4- This also applies to: any and all government agencies, corporations, companies, businesses and all other groups and organizations, etc. expecting to generate income off of any information gathered at or from my private property, my home and our family’s private lives.
It’s time BC Hydro became smart with their power and started listening to their customers.
It’s time BC Hydro became smart with their power and stopped bullying us and violating our Democratic rights.
It’s time BC Hydro got smart with their power before another home burns or somebody dies before the judges can rule.
July 21, 2015-
“FIRE WAS INVESTIGATED AND CAUSE FOUND TO BE AN ELECTRICAL FAILURE OF THE ELECTRICAL METER”.
I look forward to hearing back from you, Michael!
I have all the time in the world and as a member of the Coalition to Stop Smart Meters in BC, I never sleep.
= = =
Thank you for your email regarding the safety of the batteries in our smart meters.
Since 2011 we have used Centron OpenWay meters manufactured by Itron to serve our residential customers. Just like pace makers, clocks and cameras, these meters contain lithium batteries. Lithium batteries are used in critical devices because they have a long life span.
Lithium batteries must meet the safety standards detailed in IEC 60086-4:2014 which, “specifies tests and requirements for primary lithium batteries to ensure their safe operation under intended use and reasonably foreseeable misuse.” These standards were set by the International Electrotechnical Commission, an international standards organization that prepares and publishes International Standards for all electrical, electronic and related technologies. We have confirmed with our meter vendor that the batteries in use in our meters meet these standards.
There are 1.9 million smart meters in operation in British Columbia today, and they have proven to work safely and reliably in all conditions in their four years of use. Like all grid equipment, our meters pass strict safety testing before they are installed in the field.
Should you have further questions, please call us at 1 800 409 8199.
Michael | Smart Metering Specialist, Smart Metering Program
From: Mark (name included with author’s permission)
Date: Tue, January 19, 2016
Subject: BC’s smart meters
Dear Mr. Mackin,
I want to thank you for writing this piece in the Province. You are one of the very first reporters to look into this issue, and raise some important questions about its economic, safety and health efficacy.
A couple of points I would raise:
1. Why are the replacement smart meters costing only $200? The original 1.9 million meters were costed at $550, the most expensive smart meter in North America.
- How can BC Hydro claim that their meters are more advanced than those used in Ontario?

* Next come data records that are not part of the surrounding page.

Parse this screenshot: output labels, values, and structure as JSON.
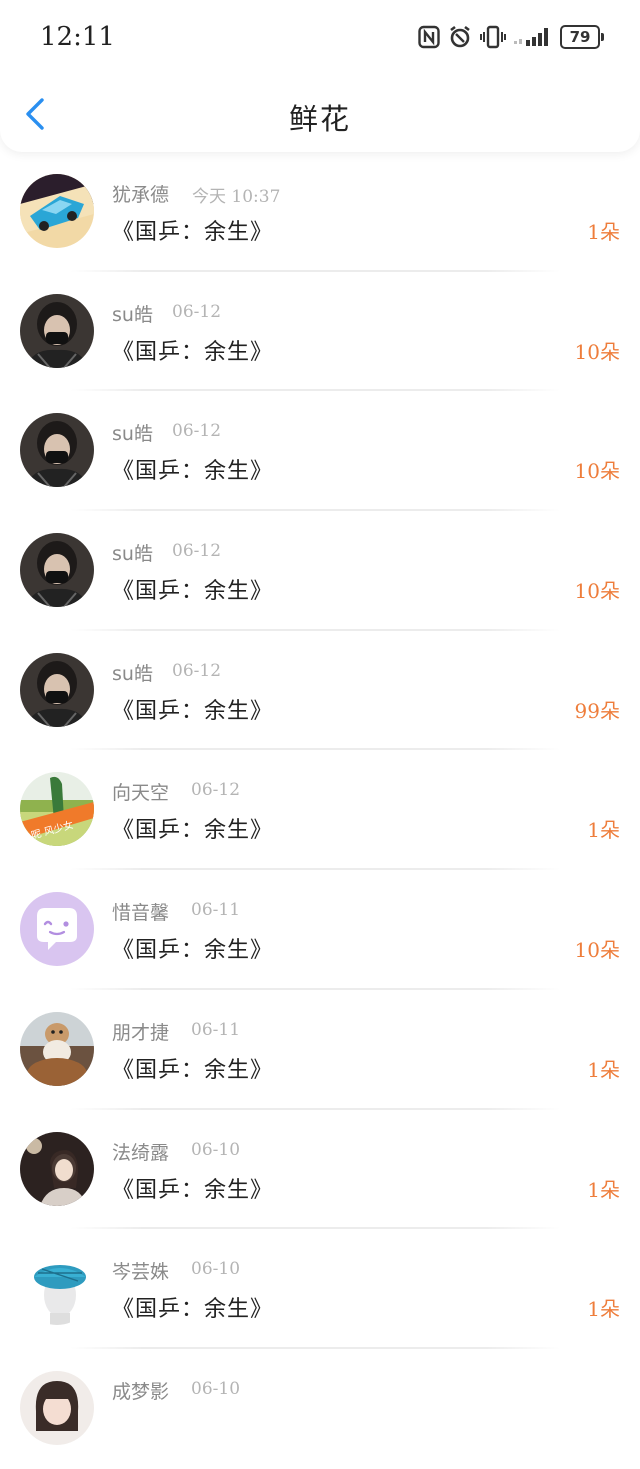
{
  "status_bar": {
    "time": "12:11",
    "battery": "79",
    "icons": [
      "nfc-icon",
      "alarm-icon",
      "vibrate-icon",
      "signal-icon",
      "battery-icon"
    ]
  },
  "nav": {
    "title": "鲜花",
    "back_icon": "chevron-left-icon"
  },
  "colors": {
    "accent_blue": "#2a8ff0",
    "count_orange": "#ee7d3b"
  },
  "items": [
    {
      "user": "犹承德",
      "date": "今天 10:37",
      "book": "《国乒：余生》",
      "count": "1朵",
      "avatar": "toy-car"
    },
    {
      "user": "su皓",
      "date": "06-12",
      "book": "《国乒：余生》",
      "count": "10朵",
      "avatar": "masked-person"
    },
    {
      "user": "su皓",
      "date": "06-12",
      "book": "《国乒：余生》",
      "count": "10朵",
      "avatar": "masked-person"
    },
    {
      "user": "su皓",
      "date": "06-12",
      "book": "《国乒：余生》",
      "count": "10朵",
      "avatar": "masked-person"
    },
    {
      "user": "su皓",
      "date": "06-12",
      "book": "《国乒：余生》",
      "count": "99朵",
      "avatar": "masked-person"
    },
    {
      "user": "向天空",
      "date": "06-12",
      "book": "《国乒：余生》",
      "count": "1朵",
      "avatar": "field-girl"
    },
    {
      "user": "惜音馨",
      "date": "06-11",
      "book": "《国乒：余生》",
      "count": "10朵",
      "avatar": "default-chat-bubble"
    },
    {
      "user": "朋才捷",
      "date": "06-11",
      "book": "《国乒：余生》",
      "count": "1朵",
      "avatar": "dog-photo"
    },
    {
      "user": "法绮露",
      "date": "06-10",
      "book": "《国乒：余生》",
      "count": "1朵",
      "avatar": "dark-portrait"
    },
    {
      "user": "岑芸姝",
      "date": "06-10",
      "book": "《国乒：余生》",
      "count": "1朵",
      "avatar": "blue-beret"
    },
    {
      "user": "成梦影",
      "date": "06-10",
      "book": "",
      "count": "",
      "avatar": "girl-portrait"
    }
  ]
}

Virtually all makes of smart meters are very similar to each other, and have the same problems with potential danger to human (and other) health, fire safety, hackability, short lifespan, quickly becoming outdated, and invasive and unwarranted mining of personal data and behavior patterns.As has been their habit all along, BC Hydro continues to be disingenuous, misleading, and untransparent about this entire expensive program. I encourage you to persist in your investigations into the truth behind these meters, and exactly why they are so aggressively being foisted on nearly all of North America, all at the same time. There is much we have not been told, and it has been almost impossible to get answers, from either BC Hydro or our supposed regulator, the BCUC.With respect,
Mark de Bruijn
“When injustice becomes law, resistance becomes duty.” Thomas Jefferson.